How many movies have featured a version of this scene? A confrontation between the tough, hard-charging detective and the pencil-pushing police supervisor who’s getting pressure from downtown to ease up on the politically connected big-shot whom our hero suspects is as dirty as yesterday’s handkerchief. Things get heated. Harsh words are spoken. It ends with the captain demanding that the good guy hand in his badge and gun (or his/her “shield” and “piece” in some tellings).

It probably doesn’t work that way in real life. But cops do get stripped of their gun from time to time—”placed on modified duty” is how it is described in the press. Just in the past few weeks, it’s happened to several of the figures caught up in the FBI probe of alleged NYPD corruption and to the CPR instructor who was blamed for the poor first-aid training that may have contributed to the death of Akai Gurley after Officer Peter Liang shot him. Officers who figure in questionable arrests or use-of-force incidents are often placed on modified duty.

What’s unclear from press accounts is whether this administrative step takes place in cases that don’t make the newspapers, and what happens to the cops who are so assigned. Do they eventually shift back to regular duty? Or do they languish on the “rubber-gun squad” for years?

To find out, City Limits requested info on the officers who were on modified duty or suspended from duty at a point in time early this year.


This week, however, we learned that we won’t be learning the answer to our question. An NYPD FOIL officer turned us down, citing a familiar piece of state law.
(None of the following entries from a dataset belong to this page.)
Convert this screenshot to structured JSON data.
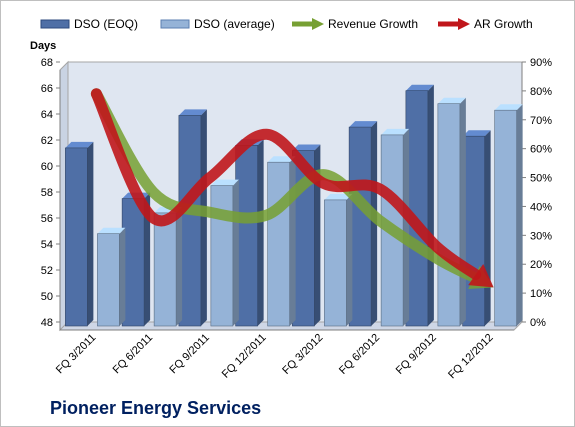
{
  "chart_data": {
    "type": "bar",
    "title": "Pioneer Energy Services",
    "ylabel": "Days",
    "categories": [
      "FQ 3/2011",
      "FQ 6/2011",
      "FQ 9/2011",
      "FQ 12/2011",
      "FQ 3/2012",
      "FQ 6/2012",
      "FQ 9/2012",
      "FQ 12/2012"
    ],
    "ylim": [
      48,
      68
    ],
    "yticks": [
      "48",
      "50",
      "52",
      "54",
      "56",
      "58",
      "60",
      "62",
      "64",
      "66",
      "68"
    ],
    "y2lim": [
      0,
      90
    ],
    "y2ticks": [
      "0%",
      "10%",
      "20%",
      "30%",
      "40%",
      "50%",
      "60%",
      "70%",
      "80%",
      "90%"
    ],
    "grid": false,
    "legend_position": "top",
    "series": [
      {
        "name": "DSO (EOQ)",
        "type": "bar",
        "color": "#4f6fa6",
        "values": [
          61.7,
          57.8,
          64.2,
          61.9,
          61.5,
          63.3,
          66.1,
          62.6
        ]
      },
      {
        "name": "DSO (average)",
        "type": "bar",
        "color": "#95b3d7",
        "values": [
          55.1,
          56.7,
          58.8,
          60.6,
          57.7,
          62.7,
          65.1,
          64.6
        ]
      },
      {
        "name": "Revenue Growth",
        "type": "line",
        "axis": "right",
        "color": "#77a033",
        "values": [
          79,
          45,
          38,
          37,
          51,
          35,
          22,
          12
        ]
      },
      {
        "name": "AR Growth",
        "type": "line",
        "axis": "right",
        "color": "#c0161b",
        "values": [
          79,
          36,
          50,
          65,
          48,
          46,
          26,
          12
        ]
      }
    ]
  }
}
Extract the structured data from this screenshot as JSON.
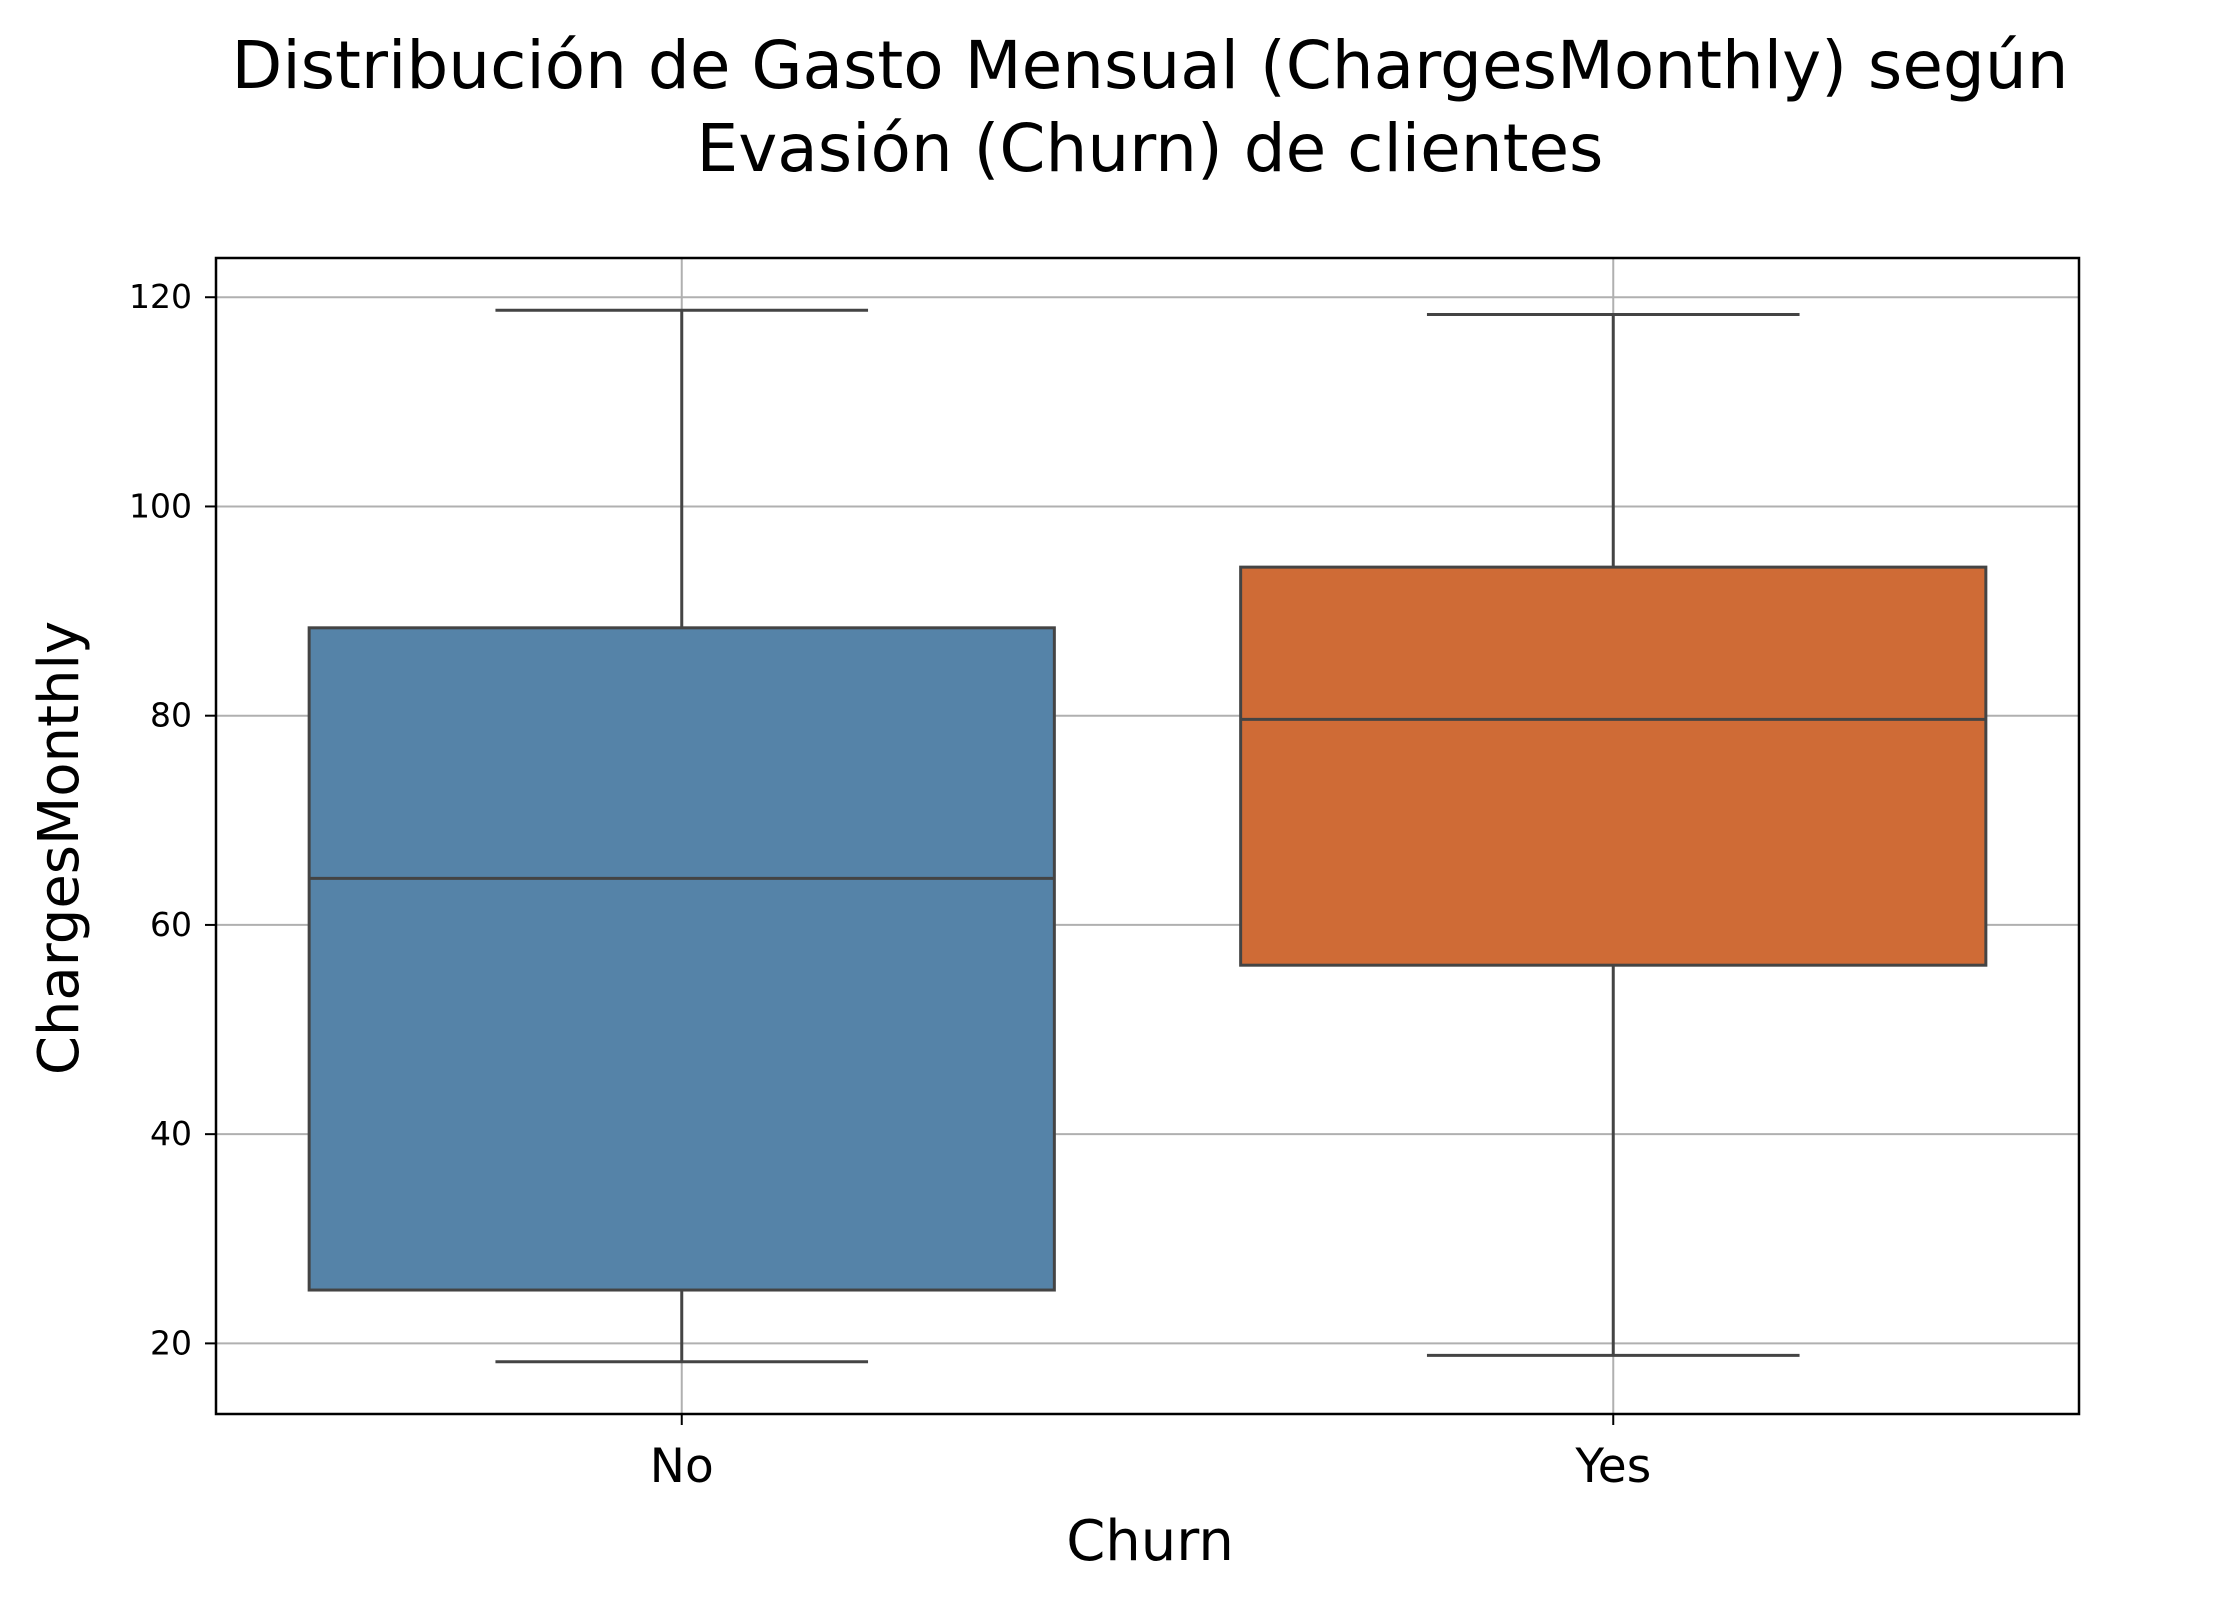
{
  "chart_data": {
    "type": "box",
    "title_lines": [
      "Distribución de Gasto Mensual (ChargesMonthly) según",
      "Evasión (Churn) de clientes"
    ],
    "xlabel": "Churn",
    "ylabel": "ChargesMonthly",
    "categories": [
      "No",
      "Yes"
    ],
    "ylim": [
      13.25,
      123.75
    ],
    "yticks": [
      20,
      40,
      60,
      80,
      100,
      120
    ],
    "grid": true,
    "boxes": [
      {
        "category": "No",
        "whisker_low": 18.25,
        "q1": 25.1,
        "median": 64.45,
        "q3": 88.4,
        "whisker_high": 118.75,
        "color": "#5583a8"
      },
      {
        "category": "Yes",
        "whisker_low": 18.85,
        "q1": 56.15,
        "median": 79.65,
        "q3": 94.2,
        "whisker_high": 118.35,
        "color": "#cf6b36"
      }
    ],
    "colors": {
      "grid": "#b0b0b0",
      "box_edge": "#444444",
      "frame": "#000000"
    }
  }
}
Section 87(2)(e) is an old frenemy of City Limits’: We encountered it five years ago when we wanted to see if the Bloomberg administration would be as enthusiastic about turning over the evaluation reports on NYPD officers as it had been to hand out teachers’ evaluation reports to the press. We learned that cops, firefighters, correction officers and emergency medical workers are specially protected from scrutiny under the state’s otherwise pretty robust freedom of information laws.

The New York Committee on Open Government has pressed to change that law. The effort has yet to succeed. But transparency advocates will keep pushing to revise it—at least until they take away our badge and gun (by which I mean our printer toner and booklet of stamps).